В нашей семье тот самый период хлопанья дверью. Тем не менее теперь, когда моей дочери 15, а сыну 13, не проходит и дня, чтобы я не вспоминала, что быть родителем – это привилегия. «Нам так повезло», – говорю я своим детям и себе. Жизнь так драгоценна. Они всегда были близки, но сейчас стали ближе, чем когда-либо. Я помню, как наши социальные работники беспокоились (вместе со мной) об усыновлении: как это может повлиять на ребенка, присоединяющегося к семье, так и на моего родного ребенка. Но я не знаю братьев и сестер, которые были бы так же близки, как мои дети. И они недооценили мою дочь, дочь медсестры. Конечно, бывают трудные дни. Быть матерью одиночкой не так-то просто. Быть любым родителем непросто. Но сестринское дело многому меня научило. И за эти годы пациенты и их родственники научили меня самой большой истине: единственное, что имеет значение в конце концов – это семья. И семьи бывают разные. Часто мы не осознаем, насколько нам повезло, пока что-то пойдет не так, и только тогда мы понимаем, что были счастливы.
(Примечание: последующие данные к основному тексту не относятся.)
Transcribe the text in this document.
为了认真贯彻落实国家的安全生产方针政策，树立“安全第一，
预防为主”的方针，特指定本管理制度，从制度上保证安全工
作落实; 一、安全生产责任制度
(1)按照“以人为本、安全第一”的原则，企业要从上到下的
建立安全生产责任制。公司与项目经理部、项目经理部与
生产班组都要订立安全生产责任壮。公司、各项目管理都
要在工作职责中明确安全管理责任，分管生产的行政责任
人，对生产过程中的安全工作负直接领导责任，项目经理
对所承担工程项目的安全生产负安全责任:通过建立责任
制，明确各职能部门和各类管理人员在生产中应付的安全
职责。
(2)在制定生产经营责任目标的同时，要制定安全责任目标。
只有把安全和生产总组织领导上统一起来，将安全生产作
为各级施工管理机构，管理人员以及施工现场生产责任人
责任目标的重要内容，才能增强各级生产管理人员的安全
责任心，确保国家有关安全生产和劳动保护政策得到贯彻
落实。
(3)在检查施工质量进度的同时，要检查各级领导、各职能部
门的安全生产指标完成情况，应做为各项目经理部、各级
Бывают дни, когда я работаю, а они уезжают в школу. Бурная деятельность, уборка, беготня, попытка просмотреть сотни электронных писем и бесконечный список дел вдобавок к моим рабочим обязанностям. Я на секунду останавливаюсь. Сестринское дело дало мне возможность жить сегодняшним днем и ценить это. Эти будни со всеми стрессами обычной жизни волшебны. Ничего не произошло: ни несчастного случая, ни чрезвычайной ситуации, ни серьезной болезни, ни рождения, ни смерти, ни насилия, никакого значимого события в жизни, ни свадьбы, ни похорон, ни крещения, ни выпускного. Сестринское дело придает волшебство нашим рутинным дням. Обыденность человеческого существования – то, в чем я нахожу наибольшую красоту. Я останавливаюсь и впитываю значение всего вокруг: природы, человечества. У меня перехватывает дыхание: насколько хрупкими, необычными и уязвимыми мы можем быть, насколько мы полны ненависти, любви, одержимости и сложности, каждый из нас.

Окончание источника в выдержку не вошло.